I got a cold chill all down my body.
“Don’t get mixed up with those Piedmont girls.”
“Because of the curse?” I asked. The Piedmont Curse was part of Calico Cove legend. The kind of stuff that people whispered about. The way they whispered about my mom.
“Mark my words, boyo. They are the curse.”
Carrie
“Why did you take his homework?”Annie asked me as walked up the path to William Whipple Elementary School. It was K-8, with two classes for each grade. When we graduated we would go to the high school next door.

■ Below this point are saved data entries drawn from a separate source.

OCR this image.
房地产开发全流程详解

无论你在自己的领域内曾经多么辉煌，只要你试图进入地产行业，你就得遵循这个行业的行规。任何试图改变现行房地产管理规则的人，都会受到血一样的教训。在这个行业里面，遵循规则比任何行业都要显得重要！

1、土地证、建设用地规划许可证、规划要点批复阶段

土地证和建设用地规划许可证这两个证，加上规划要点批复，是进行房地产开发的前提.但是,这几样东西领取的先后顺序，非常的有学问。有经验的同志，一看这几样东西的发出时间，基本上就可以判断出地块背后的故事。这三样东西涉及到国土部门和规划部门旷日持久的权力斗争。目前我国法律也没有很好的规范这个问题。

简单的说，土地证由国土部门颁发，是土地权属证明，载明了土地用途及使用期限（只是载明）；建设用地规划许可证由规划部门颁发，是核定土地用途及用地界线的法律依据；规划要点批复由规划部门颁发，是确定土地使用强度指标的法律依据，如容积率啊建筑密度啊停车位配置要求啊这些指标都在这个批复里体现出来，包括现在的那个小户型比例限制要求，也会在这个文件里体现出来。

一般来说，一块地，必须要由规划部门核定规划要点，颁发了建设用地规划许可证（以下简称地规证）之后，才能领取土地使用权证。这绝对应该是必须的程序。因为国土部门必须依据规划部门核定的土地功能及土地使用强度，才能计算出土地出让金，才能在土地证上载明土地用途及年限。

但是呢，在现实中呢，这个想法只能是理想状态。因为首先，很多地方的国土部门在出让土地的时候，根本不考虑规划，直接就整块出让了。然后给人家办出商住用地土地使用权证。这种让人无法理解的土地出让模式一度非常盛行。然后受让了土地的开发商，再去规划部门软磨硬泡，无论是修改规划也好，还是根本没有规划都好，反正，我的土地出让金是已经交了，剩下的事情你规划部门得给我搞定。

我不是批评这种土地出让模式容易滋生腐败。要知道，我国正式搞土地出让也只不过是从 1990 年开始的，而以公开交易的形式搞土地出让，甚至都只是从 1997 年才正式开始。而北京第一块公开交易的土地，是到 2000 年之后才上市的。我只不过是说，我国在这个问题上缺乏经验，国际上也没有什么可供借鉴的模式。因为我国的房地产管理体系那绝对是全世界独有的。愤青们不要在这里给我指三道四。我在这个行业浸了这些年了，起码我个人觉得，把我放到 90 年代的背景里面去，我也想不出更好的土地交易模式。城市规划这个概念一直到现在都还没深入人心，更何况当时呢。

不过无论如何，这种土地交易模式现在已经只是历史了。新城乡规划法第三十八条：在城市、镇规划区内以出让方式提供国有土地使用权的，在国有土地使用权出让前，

Our recess area was the high school practice field.
I didn’t like to think about a time when Annie and I wouldn’t be at the same school, even if it would only be for one year.
“I don’t know,” I shrugged. “To be nice.”
I knew who Matt Sullivan was, of course. I saw him on the ferry all the time. But this was the first year we were in the same class together.
He was pretty quiet and he never picked on any of the girls during recess like the other boys. Sometimes he took a book outside to read. If the other kids said anything to him about it, he shrugged it off like it didn’t matter.
Things never seemed to bother him. I liked that.
And his eyes were the color of the pine trees on the island.
“Carrie, why is Dad always so mad about everything?” Annie asked.
I stopped and looked down at my sister. Her forehead all wrinkled like Dad was a puzzle she just had to figure out. I didn’t know how to tell her that Dad was never going to make sense.
Dad got mad today because of waves. Because Matt was sick. Because Dad got a little wet. Which…we lived on an island for Pete’s sake.
But Dad got mad because he could. Because he was a straight up bully.
“I don’t know,” I lied.
“Is it because of the curse?”
“Who told you about the curse?” I asked. God, she was only in 5thgrade.
“Gran.”Oh. Gran.“She said Piedmont women are doomed to marry disappointing men but none have been as disappointing as Dad.”
“Don’t listen to her. There’s no curse. And Dad’s just grumpy. Have a good day at school, okay?”